Капитан Охтан настоял на том, чтобы с наступлением темноты бросить якорь, а Ваэлин приказал половине команды нести вахту по три часа. Однако сон для тех, кто не стоял на вахте, оказался недостижимым: шумная песня джунглей, казалось, становилась все громче в темноте, порождая множество воображаемых угроз. Несколько раз члены экипажа подавали сигналы тревоги, заставляя руки тянуться к оружию, а все взгляды обшаривать мрачный берег, чтобы провести длительный промежуток времени в ожидании угроз, которые так и не материализовались. В каждом случае часовые отвечали на насмешки и гнев в свой адрес, утверждая, что видели что-то большое, проплывающее по дальнему берегу, или что-то еще более крупное, прорвавшееся на поверхность глубокой лагуны, где стоял на якоре "Штормовой ястреб ".
В результате Ваэлину удалось поспать не более двух часов, прежде чем рассвет принес густой туман, который удерживал "Штормовой ястреб" на месте до тех пор, пока он не рассеялся настолько, что Охтан смог приказать поднять якорь. Некоторое время они шли под половиной паруса, а каналы, по которым направлял их капитан, становились все более узкими и извилистыми. Когда прозвенел полуденный колокол, он приказал спустить все паруса и спустить две шлюпки "Штормового ястреба" на воду.
"Других способов проложить верный курс нет, милорд, - посоветовал он. "Если только мы не хотим сесть на мель".
Ваэлин занял свое место в лодках рядом с командой, пока они гребли веслами и буксировали корабль вперед. Разговоров и ворчания было мало, матросы с решительной бодростью навалились друг на друга. Их стремление покончить с этим путешествием было заметно по коротким, но частым взглядам на проплывающие мимо джунгли. Но вот ровный ритм сбился, превратившись в хаос столкнувшихся весел, когда с берега донесся самый громкий крик - достаточно мощный, чтобы пронзить уши, пронизанный нотками яростного вызова и предупреждения, и на этот раз сомнений в его источнике не было.
Птица стояла на большом камне на берегу ближайшего острова, достаточно близко, чтобы нельзя было ошибиться в ее размерах. Широкий крючковатый клюв птицы широко раскрылся, и она закричала, высунув темный блестящий язык. Когда крик закончился, птица щелкнула клювом, и звук раздался подобно раскату грома. Ваэлин смотрел на птицу, а матросы вокруг него шарахались от нее, едва не перевернув судно в панической спешке. Птица издала более короткий, но все еще болезненно громкий крик, ее щетинистые крылья захлопали в яростном возбуждении, а гребень из ярких зеленых перьев, растущих из ее головы, распустился, как корона.

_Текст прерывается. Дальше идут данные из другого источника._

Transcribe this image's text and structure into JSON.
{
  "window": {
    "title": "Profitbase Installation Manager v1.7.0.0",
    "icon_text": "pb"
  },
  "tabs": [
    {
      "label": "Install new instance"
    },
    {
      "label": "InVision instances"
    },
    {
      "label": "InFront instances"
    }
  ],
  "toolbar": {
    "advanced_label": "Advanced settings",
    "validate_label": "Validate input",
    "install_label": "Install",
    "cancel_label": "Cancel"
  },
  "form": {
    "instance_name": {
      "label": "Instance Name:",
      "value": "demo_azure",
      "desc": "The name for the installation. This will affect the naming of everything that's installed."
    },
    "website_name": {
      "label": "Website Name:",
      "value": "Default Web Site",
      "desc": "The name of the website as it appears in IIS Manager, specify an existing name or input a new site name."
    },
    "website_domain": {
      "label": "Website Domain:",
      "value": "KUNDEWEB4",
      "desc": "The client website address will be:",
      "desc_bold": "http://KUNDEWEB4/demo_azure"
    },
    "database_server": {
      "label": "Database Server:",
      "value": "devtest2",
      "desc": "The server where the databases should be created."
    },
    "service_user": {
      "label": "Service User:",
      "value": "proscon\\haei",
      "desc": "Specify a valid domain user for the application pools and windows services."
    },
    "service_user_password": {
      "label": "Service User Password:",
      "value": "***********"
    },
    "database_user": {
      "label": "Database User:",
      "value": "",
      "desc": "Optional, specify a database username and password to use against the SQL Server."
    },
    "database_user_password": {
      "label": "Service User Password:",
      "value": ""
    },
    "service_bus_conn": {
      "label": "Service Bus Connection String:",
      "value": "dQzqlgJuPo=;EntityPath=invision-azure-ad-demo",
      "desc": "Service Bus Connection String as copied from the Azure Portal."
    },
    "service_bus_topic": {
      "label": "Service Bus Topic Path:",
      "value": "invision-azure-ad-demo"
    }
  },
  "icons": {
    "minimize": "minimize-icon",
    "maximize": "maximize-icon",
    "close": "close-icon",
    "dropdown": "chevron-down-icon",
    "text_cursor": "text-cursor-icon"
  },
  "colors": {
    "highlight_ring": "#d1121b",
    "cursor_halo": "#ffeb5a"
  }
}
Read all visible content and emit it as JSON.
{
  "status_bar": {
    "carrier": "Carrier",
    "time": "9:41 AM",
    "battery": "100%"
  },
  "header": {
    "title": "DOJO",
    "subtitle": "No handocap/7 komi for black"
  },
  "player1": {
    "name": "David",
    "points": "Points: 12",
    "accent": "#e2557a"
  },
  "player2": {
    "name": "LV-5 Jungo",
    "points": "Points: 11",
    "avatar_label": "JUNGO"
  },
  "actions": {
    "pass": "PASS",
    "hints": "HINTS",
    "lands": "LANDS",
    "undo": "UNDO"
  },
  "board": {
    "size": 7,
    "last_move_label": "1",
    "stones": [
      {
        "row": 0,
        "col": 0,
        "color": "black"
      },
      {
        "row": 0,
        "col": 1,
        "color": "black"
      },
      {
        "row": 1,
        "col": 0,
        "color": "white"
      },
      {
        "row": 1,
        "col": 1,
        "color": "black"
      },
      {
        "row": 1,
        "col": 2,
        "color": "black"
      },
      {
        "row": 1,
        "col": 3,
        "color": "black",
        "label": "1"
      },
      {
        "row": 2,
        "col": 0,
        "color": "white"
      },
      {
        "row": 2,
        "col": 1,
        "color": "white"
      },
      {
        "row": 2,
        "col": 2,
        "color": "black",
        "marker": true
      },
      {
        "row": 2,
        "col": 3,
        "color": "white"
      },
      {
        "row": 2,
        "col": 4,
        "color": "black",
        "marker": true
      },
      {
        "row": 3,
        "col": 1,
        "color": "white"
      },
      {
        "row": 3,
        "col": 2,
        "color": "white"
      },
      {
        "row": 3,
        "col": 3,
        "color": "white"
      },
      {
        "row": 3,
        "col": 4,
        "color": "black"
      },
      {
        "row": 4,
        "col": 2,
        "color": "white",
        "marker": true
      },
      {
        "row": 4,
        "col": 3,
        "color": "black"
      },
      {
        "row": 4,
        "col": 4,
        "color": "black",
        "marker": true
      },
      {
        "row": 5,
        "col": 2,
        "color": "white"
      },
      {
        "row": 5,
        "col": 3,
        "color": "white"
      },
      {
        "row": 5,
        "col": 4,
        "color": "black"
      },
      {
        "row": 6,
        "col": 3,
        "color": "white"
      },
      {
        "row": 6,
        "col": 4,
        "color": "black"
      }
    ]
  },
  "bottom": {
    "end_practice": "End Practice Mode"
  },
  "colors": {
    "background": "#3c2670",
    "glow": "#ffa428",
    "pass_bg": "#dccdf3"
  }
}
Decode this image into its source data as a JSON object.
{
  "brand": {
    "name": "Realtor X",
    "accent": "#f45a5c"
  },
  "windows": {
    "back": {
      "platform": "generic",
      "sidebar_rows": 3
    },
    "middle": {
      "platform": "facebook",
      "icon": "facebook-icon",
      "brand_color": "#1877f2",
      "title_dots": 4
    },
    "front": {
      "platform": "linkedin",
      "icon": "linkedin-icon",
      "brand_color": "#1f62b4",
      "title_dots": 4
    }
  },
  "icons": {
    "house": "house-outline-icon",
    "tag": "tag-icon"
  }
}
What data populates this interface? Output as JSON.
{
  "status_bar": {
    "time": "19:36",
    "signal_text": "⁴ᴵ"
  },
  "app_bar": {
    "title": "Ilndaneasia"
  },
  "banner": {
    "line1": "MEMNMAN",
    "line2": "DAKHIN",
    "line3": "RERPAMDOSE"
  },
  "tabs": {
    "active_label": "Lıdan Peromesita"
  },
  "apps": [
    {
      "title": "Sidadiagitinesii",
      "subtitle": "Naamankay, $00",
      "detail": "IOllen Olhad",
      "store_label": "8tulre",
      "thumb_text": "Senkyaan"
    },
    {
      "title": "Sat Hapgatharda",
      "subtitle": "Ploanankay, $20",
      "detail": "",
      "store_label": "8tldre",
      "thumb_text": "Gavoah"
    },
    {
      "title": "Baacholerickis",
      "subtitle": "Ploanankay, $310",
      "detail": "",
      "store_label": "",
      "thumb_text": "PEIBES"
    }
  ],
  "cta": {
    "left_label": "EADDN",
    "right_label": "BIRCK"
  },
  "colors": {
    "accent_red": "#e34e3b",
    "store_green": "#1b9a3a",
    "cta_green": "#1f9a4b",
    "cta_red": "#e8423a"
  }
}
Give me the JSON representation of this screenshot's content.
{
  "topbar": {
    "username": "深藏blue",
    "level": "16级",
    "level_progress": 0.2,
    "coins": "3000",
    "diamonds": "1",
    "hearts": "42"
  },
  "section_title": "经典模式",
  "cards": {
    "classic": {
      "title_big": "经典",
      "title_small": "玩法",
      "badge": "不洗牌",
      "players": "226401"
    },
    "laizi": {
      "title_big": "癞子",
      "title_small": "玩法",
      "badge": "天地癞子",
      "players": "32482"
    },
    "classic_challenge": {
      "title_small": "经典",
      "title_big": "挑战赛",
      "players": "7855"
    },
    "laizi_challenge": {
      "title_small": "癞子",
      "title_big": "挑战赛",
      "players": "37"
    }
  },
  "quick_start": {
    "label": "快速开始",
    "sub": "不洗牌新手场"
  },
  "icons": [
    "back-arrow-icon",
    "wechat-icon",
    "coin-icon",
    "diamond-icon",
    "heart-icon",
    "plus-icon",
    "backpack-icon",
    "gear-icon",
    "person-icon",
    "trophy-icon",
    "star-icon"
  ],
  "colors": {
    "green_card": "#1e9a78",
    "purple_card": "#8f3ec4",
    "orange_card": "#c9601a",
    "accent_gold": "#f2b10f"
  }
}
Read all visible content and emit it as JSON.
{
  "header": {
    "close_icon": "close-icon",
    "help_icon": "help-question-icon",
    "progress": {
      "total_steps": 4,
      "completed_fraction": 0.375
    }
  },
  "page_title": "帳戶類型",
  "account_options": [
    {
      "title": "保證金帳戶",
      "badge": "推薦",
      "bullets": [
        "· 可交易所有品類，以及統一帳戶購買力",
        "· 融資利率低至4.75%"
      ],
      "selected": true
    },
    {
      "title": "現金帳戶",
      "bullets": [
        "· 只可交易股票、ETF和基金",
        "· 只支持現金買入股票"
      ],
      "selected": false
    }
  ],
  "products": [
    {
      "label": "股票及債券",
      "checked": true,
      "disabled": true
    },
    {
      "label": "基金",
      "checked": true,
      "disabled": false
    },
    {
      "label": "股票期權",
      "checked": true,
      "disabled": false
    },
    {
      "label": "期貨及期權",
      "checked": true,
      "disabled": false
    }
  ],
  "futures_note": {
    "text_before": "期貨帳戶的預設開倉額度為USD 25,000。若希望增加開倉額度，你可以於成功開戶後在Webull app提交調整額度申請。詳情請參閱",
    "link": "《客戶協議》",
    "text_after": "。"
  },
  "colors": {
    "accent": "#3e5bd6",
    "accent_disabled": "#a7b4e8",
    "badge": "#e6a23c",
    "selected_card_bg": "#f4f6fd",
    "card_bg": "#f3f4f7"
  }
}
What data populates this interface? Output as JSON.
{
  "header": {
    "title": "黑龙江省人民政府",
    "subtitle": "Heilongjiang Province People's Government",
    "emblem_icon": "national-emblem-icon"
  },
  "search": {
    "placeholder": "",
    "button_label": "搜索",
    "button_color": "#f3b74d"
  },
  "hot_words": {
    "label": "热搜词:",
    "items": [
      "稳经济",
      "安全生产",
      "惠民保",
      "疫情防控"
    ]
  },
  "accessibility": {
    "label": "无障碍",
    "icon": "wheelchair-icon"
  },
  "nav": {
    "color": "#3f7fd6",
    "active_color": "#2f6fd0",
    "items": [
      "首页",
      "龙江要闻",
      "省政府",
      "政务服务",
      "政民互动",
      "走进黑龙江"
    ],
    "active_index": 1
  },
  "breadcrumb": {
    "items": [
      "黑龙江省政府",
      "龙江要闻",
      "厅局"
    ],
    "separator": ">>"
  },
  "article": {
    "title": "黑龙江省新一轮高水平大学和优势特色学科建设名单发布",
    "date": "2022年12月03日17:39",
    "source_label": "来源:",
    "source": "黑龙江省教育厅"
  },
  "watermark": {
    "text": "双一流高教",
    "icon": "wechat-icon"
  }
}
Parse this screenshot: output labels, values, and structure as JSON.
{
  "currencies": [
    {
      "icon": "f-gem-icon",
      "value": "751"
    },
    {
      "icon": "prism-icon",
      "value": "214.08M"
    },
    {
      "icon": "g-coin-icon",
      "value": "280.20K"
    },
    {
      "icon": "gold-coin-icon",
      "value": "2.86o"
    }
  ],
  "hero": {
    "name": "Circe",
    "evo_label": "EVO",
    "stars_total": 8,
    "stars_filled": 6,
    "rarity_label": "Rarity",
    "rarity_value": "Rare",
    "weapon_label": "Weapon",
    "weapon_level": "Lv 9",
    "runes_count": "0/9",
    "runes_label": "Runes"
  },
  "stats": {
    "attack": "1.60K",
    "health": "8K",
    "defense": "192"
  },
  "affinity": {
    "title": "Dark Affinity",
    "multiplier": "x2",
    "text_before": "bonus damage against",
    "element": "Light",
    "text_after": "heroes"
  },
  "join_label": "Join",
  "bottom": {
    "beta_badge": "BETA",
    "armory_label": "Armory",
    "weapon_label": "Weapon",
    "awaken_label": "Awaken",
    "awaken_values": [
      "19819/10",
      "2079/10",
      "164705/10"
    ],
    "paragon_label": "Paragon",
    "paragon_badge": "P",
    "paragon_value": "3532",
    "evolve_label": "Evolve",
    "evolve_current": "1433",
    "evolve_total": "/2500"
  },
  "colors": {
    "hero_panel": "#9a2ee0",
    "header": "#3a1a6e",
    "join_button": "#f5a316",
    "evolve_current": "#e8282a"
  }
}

"Он семифутовый, не так ли, брат?" - дивился Нортах.
Он сидел в другой лодке и с восхищенной ухмылкой разглядывал птицу.
"Ближе к девяти", - ответил Ваэлин.
Этот обмен мнениями, похоже, разъярил птицу, и она, наклонив голову, бросила на них злобный взгляд, а затем снова щелкнула клювом, заставив всех присутствующих вздрогнуть и пробормотать проклятия. Страх моряков сменился восхищением, лодка сама выправилась, и они расслабились, не сводя глаз с птицы.
"Ни одна душа в Королевстве не поверит в такое", - вздохнул Сехмон, покачав головой. Как и Нортах, он, похоже, был скорее рад, чем напуган чудовищем, и Ваэлин не разделял этого мнения. Зверь был уже достаточно близко, чтобы он мог уловить запах частично переваренного мяса, появляющийся с каждым криком, и различить засохшую кровь на зазубренных краях его клюва. При всей своей красочности и величественности это был явно смертоносный хищник, которому нужно было защищать свою территорию.
"И я бы предположил, что это она, - сказал он, снова взявшись за весло. "Возможно, мы находимся ближе к ее гнезду, чем следовало бы".
"Она или нет", - ответил Нортах, поднимая лук, - "это прокормит нас неделю или больше".
"Нет времени". Ваэлин перевел взгляд на матросов и жестом велел им взяться за весла. "Кроме того, я сомневаюсь, что здесь есть кто-то, кто захочет сходить на берег и заняться разделкой мяса".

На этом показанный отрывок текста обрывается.